We are in fact in a housing crisis. There are no doubts about that fact. To resolve this crisis, we need to build truly affordable homes and complete communities, with a range of housing types and a mix of schools, stores, workplaces and parks, within our existing urban boundaries. To build these affordable homes and communities at the expense of our pristine and beautiful farmlands and heritage lands is imprudent and irresponsible.
To this end, I find the Durham Regional Official Plan to be problematic because a lot of unnecessary land is being made available for development that is not required based on the studies conducted by experts in the field. If approved, this plan would certainly would not be in the best interests of the people of Durham Region and Pickering.
Regional Council’s approval of a developer-originated, developer-friendly proposal called BILD Scenario 2A will only encourage more urban sprawl. The result will be more unaffordable homes, more cars on the road contributing to more greenhouse gasses, and more loss of prime farmland.

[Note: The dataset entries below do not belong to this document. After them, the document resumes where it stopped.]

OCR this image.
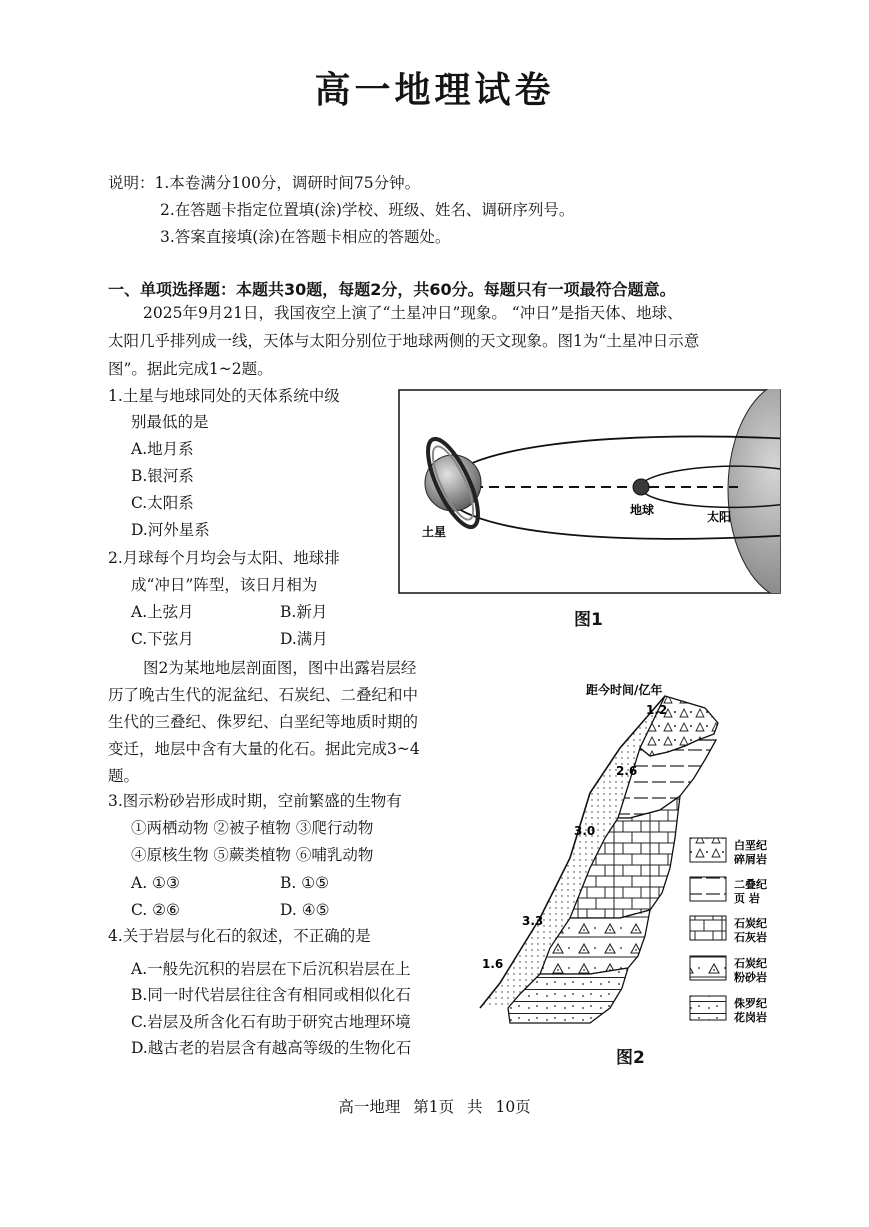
高一地理试卷
说明：1.本卷满分100分，调研时间75分钟。
2.在答题卡指定位置填(涂)学校、班级、姓名、调研序列号。
3.答案直接填(涂)在答题卡相应的答题处。
一、单项选择题：本题共30题，每题2分，共60分。每题只有一项最符合题意。
2025年9月21日，我国夜空上演了“土星冲日”现象。 “冲日”是指天体、地球、
太阳几乎排列成一线，天体与太阳分别位于地球两侧的天文现象。图1为“土星冲日示意
图”。据此完成1~2题。
1.土星与地球同处的天体系统中级
别最低的是
A.地月系
B.银河系
C.太阳系
D.河外星系
2.月球每个月均会与太阳、地球排
成“冲日”阵型，该日月相为
A.上弦月	B.新月
C.下弦月	D.满月
土星
地球	太阳
图1
图2为某地地层剖面图，图中出露岩层经
历了晚古生代的泥盆纪、石炭纪、二叠纪和中
生代的三叠纪、侏罗纪、白垩纪等地质时期的
变迁，地层中含有大量的化石。据此完成3~4
题。
3.图示粉砂岩形成时期，空前繁盛的生物有
①两栖动物 ②被子植物 ③爬行动物
④原核生物 ⑤蕨类植物 ⑥哺乳动物
A. ①③	B. ①⑤
C. ②⑥	D. ④⑤
4.关于岩层与化石的叙述，不正确的是
A.一般先沉积的岩层在下后沉积岩层在上
B.同一时代岩层往往含有相同或相似化石
C.岩层及所含化石有助于研究古地理环境
D.越古老的岩层含有越高等级的生物化石
距今时间/亿年
1.2
2.6
3.0
3.3
1.6
白垩纪
碎屑岩
二叠纪
页 岩
石炭纪
石灰岩
石炭纪
粉砂岩
侏罗纪
花岗岩
图2
高一地理 第1页 共 10页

We need to focus on building within existing urban boundaries with a focus on the missing middle, or medium-density housing, which by their very nature are smaller homes making them more affordable for people like me. This would result in more young people moving to Durham, increasing population density which would in turn support greater investment into public transit and help keep taxes down as more people would share the tax base per acre of land while protecting land that will feed us and help mitigate the harms of climate change.

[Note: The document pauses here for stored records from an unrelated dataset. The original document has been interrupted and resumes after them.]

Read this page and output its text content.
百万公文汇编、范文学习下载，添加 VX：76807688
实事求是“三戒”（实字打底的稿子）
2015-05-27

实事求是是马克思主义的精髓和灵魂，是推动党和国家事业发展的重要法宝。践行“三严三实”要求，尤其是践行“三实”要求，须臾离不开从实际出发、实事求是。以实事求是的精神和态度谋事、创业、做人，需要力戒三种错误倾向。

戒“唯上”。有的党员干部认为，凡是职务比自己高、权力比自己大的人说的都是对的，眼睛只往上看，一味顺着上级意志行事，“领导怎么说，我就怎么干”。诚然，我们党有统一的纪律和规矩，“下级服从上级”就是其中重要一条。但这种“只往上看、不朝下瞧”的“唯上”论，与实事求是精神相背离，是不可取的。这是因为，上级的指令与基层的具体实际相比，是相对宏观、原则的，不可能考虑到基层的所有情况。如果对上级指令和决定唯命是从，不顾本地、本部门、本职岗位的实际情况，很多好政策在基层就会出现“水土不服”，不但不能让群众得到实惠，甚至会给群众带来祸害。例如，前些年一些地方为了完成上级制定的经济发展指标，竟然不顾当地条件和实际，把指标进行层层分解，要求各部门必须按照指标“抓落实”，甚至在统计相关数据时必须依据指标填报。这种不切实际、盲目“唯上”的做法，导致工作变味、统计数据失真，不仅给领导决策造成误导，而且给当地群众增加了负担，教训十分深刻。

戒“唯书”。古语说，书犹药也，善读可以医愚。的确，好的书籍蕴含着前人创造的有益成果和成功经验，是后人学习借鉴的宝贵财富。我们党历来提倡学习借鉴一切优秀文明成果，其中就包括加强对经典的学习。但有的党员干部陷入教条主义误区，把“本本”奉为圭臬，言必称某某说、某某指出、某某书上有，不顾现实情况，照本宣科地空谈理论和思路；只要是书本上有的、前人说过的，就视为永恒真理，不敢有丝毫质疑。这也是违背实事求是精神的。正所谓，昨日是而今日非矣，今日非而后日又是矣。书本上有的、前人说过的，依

The provincial government has created a false dichotomy pitting the needs and wants of new homeowners against environment preservation. This is not a black and white issue with only two choices: protect the environment or build affordable homes. In fact, these are not mutually exclusive goals and for the provincial government to frame this issue as such is negligent.
We should all care about this as residents and community members because we all benefit heavily from the environment, particular the agricultural Greenbelt lands. From the abundant green spaces, to prime farm lands, we all benefit whether it’s through food production, flood mitigation, or recreation.
The unnecessary development of our pristine and heritage lands is a terribly short-sighted idea. Just as the decisions of the past got us to this point, decisions of today will have an indelible impact on the future that many of my generation will have to live and contend with. We must make sustainable and responsible decisions that balance the needs and wants of today without borrowing or irrevocably taking from our future.